The second sneaky dish is one with imitation crab meat. I love this brand of imitation crab and shrimp - no clue if it tastes like the real thing, but I like it anyway. We serve the "shrimp" whole with wasabi or cocktail sauce as appetizers, munch on the "crab" sticks as snacks or when we're feeling fancy throw it into sushi or sushi pie. The latter is a great dish I learned to make from Sandy, a family friend. It's sort of like a lazy man's sushi - you start with a layer of seaweed on the bottom of a pie dish then add cooked sushi rice with vinegar and top that with a layer of blended crab, mayo and wasabi sauce. Soy sauce and pickled ginger still make great accompaniments.

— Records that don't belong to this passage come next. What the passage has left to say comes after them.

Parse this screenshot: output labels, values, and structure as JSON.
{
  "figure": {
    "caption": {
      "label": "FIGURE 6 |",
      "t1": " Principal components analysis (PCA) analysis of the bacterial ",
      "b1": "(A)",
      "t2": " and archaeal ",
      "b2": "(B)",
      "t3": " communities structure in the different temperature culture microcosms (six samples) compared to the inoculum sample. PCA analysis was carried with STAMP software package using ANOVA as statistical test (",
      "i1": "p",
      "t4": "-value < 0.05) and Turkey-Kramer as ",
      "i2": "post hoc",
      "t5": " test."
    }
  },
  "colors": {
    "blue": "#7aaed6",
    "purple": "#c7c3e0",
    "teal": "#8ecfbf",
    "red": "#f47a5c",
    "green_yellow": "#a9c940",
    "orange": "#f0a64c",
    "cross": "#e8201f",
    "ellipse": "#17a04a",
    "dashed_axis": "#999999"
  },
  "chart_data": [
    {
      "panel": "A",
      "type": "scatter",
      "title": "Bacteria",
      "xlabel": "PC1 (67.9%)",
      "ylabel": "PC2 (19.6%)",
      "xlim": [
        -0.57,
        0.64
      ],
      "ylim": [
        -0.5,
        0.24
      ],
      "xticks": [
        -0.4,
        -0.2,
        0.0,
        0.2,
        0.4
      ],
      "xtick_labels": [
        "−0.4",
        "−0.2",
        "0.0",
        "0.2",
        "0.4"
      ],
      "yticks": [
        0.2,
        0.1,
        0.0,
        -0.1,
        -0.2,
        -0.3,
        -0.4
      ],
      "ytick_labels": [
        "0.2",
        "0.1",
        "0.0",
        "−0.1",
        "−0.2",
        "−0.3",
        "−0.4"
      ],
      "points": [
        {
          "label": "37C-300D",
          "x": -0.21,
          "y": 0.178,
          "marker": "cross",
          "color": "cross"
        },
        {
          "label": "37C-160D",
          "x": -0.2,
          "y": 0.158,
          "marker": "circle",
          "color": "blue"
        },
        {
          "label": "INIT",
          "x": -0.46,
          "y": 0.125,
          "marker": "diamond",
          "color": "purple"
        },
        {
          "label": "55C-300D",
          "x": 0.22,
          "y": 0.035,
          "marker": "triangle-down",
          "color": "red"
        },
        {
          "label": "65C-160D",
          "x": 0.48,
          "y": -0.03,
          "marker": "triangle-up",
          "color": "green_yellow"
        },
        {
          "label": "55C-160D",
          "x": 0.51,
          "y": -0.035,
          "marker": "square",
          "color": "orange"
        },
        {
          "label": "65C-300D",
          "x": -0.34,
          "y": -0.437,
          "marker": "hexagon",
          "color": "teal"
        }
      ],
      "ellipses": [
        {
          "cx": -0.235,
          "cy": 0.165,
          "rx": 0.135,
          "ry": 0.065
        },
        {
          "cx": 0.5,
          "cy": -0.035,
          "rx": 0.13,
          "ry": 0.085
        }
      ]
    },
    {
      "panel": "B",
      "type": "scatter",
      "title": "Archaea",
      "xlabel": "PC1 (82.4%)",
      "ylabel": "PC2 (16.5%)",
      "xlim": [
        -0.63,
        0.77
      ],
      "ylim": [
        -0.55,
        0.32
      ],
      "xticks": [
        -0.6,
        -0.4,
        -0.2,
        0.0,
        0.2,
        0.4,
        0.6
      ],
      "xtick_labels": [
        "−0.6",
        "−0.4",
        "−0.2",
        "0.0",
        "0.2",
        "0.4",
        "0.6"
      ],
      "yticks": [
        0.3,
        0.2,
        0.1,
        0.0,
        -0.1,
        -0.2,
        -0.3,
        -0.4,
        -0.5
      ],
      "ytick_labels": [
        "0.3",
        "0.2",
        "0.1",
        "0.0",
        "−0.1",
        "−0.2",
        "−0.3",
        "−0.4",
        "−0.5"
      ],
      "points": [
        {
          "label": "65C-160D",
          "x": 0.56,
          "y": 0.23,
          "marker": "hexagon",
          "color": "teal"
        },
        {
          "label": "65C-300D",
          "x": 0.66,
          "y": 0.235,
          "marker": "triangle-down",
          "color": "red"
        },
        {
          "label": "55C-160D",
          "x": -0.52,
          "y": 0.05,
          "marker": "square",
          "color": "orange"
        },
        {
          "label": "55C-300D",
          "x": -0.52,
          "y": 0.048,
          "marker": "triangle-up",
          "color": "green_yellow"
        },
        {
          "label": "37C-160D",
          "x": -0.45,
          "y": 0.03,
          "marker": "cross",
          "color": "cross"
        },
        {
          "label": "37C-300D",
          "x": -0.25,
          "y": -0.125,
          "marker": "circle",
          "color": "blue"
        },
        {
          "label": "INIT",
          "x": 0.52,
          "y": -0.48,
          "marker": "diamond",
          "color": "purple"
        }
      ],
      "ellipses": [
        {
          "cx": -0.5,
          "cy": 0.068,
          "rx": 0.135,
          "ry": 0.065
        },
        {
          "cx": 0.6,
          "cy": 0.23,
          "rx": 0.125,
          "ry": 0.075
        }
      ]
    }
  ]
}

2 lbs of wild cod or perch
1 cup of chopped onion
1/2 cup of chopped cilantro
2 avocados cut into one inch cubes
Juice of 4 limes

Cube the fish into bite size pieces (try to get them as uniform in size as possible). Place the pieces into a glass bowl along with the onion, cilantro and avodaco. Completely cover with lime juice and then with plastic wrap and leave over night in the fridge. Drain from the lime juice, add salt and serve cold.

Sushi Pie with Imitation Crab

4 sheets of seaweed
2 cups of cooked sushi rice with vinegar (follow instructions on the pack you buy)
1 package of Dynasea imitation crab meat
1/2 cup of mayo
1/4 cup of wasabi sauce
1/4 cup of sugar
soy sauce
pickled ginger

In a food processor blend the crab meat with the mayo and wasabi. Layer the seaweed at the bottom of a 9 inch pie plate so that it covers the bottom and sides of the pie plate. Spread the sushi rice over the seaweed at the bottom of the pie plate using your fingers. Using a spatula spread the crab meat mixture on top of the rice. This dish is best served at room temperature. Cut into slices and serve with soy sauce and pickled ginger.

Thanks to Sam for some of these vacay pics (including the ones of the fish underwater). I look forward to sharing more adventures and inspiration from our trip in the upcoming weeks.